Our objective was accomplished using the Annualized Agricultural Non-Point Source (AnnAGNPS) watershed pollution model to generate watershed simulations for our study areas. The main inputs databases needed include: (1) a 3-m LiDAR based Digital Elevation Model (DEM), (2) weather data from 23 NOAA stations and from AGNPS Climate Generator (agGEM), (3) soil data from the Web Soil Survey (WSS) and complementary soil description of physical and chemical properties from the USDA Soil Data Access website, (4) land use and land cover data describing crop type from 2009 to 2019 from the National Agricultural Statistics Service’s Cropland Data Layer (CDL), and (5) typical farming management practices that were generated by integrating spatiotemporal crop type information at raster grid cell scale (from CDL), average crop yield at county scale (from USDA-NASS), and one-year farming management schedule (from USDA-NRCS). In addition to the AnnAGNPS simulation representing existing conditions, 34 additional AnnAGNPS simulations representing alternative scenarios of conservation practices were evaluated. Eight scenarios depicting the effectiveness of sediment retention ponds under various stream order, stream length, and sediment yield conditions; 4 scenarios were run to depict the effectiveness of crop rotation under various sediment yield-based conditions; 4 scenarios were run to depict the effectiveness of the conservation reserve program (CRP) under various sediment yield-based conditions; and 18 scenarios were run to depict the effectiveness of riparian forest buffer under various buffer width, and sediment yield- based conditions.

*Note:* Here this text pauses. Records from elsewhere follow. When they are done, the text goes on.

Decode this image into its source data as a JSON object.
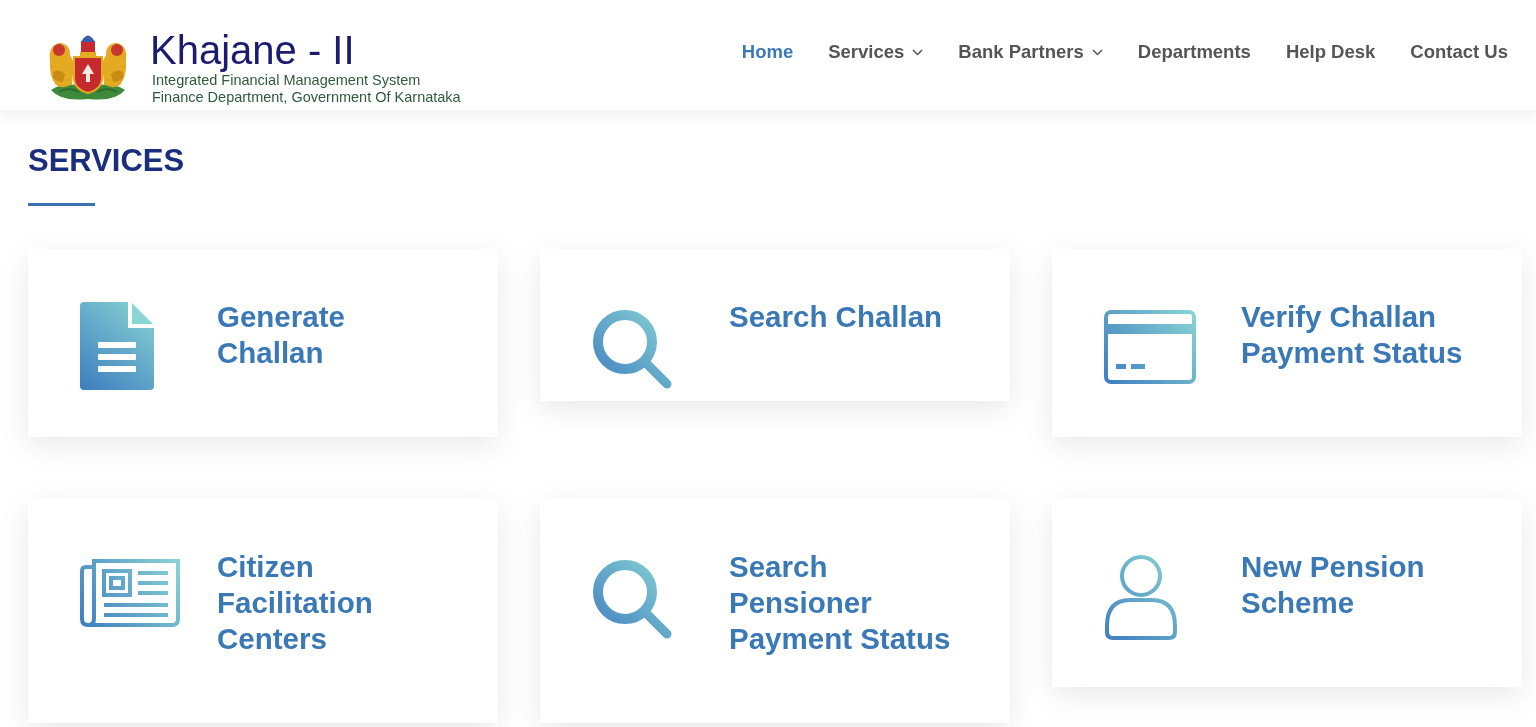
{
  "header": {
    "logo": {
      "title": "Khajane - II",
      "subtitle": "Integrated Financial Management System",
      "department": "Finance Department, Government Of Karnataka"
    },
    "nav": [
      {
        "label": "Home",
        "selected": true,
        "dropdown": false
      },
      {
        "label": "Services",
        "selected": false,
        "dropdown": true
      },
      {
        "label": "Bank Partners",
        "selected": false,
        "dropdown": true
      },
      {
        "label": "Departments",
        "selected": false,
        "dropdown": false
      },
      {
        "label": "Help Desk",
        "selected": false,
        "dropdown": false
      },
      {
        "label": "Contact Us",
        "selected": false,
        "dropdown": false
      }
    ]
  },
  "section": {
    "title": "SERVICES"
  },
  "services": [
    {
      "title": "Generate Challan",
      "kind": "document"
    },
    {
      "title": "Search Challan",
      "kind": "search"
    },
    {
      "title": "Verify Challan Payment Status",
      "kind": "card"
    },
    {
      "title": "Citizen Facilitation Centers",
      "kind": "newspaper"
    },
    {
      "title": "Search Pensioner Payment Status",
      "kind": "search"
    },
    {
      "title": "New Pension Scheme",
      "kind": "person"
    }
  ]
}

Preliminary results indicate that the vegetative riparian buffer is a very effective practice that could eliminate up to 80% of the total watershed sediment yield if implemented in every stream of the watershed. Alternatively, creating and maintaining a riparian buffer in just agricultural fields could decrease the sediment yield by 42% to 50% depending on width and by 5 to 6% when implemented in the top sediment producing fields. The projected reduction from sediment retention ponds of sediment yield is 95% in the case of 233 ponds strategically placed across the Western TN watershed system. Crop rotation simulations show that this conservation practice could decrease sediment yield by up to 12% in the extreme scenario of applying it in every soybean agricultural field in the study area, making it less effective than the other simulated conservation practices. CRP decreases the sediment yield by more than 81% percent in the most optimistic scenario and by 10% in the least optimistic scenario.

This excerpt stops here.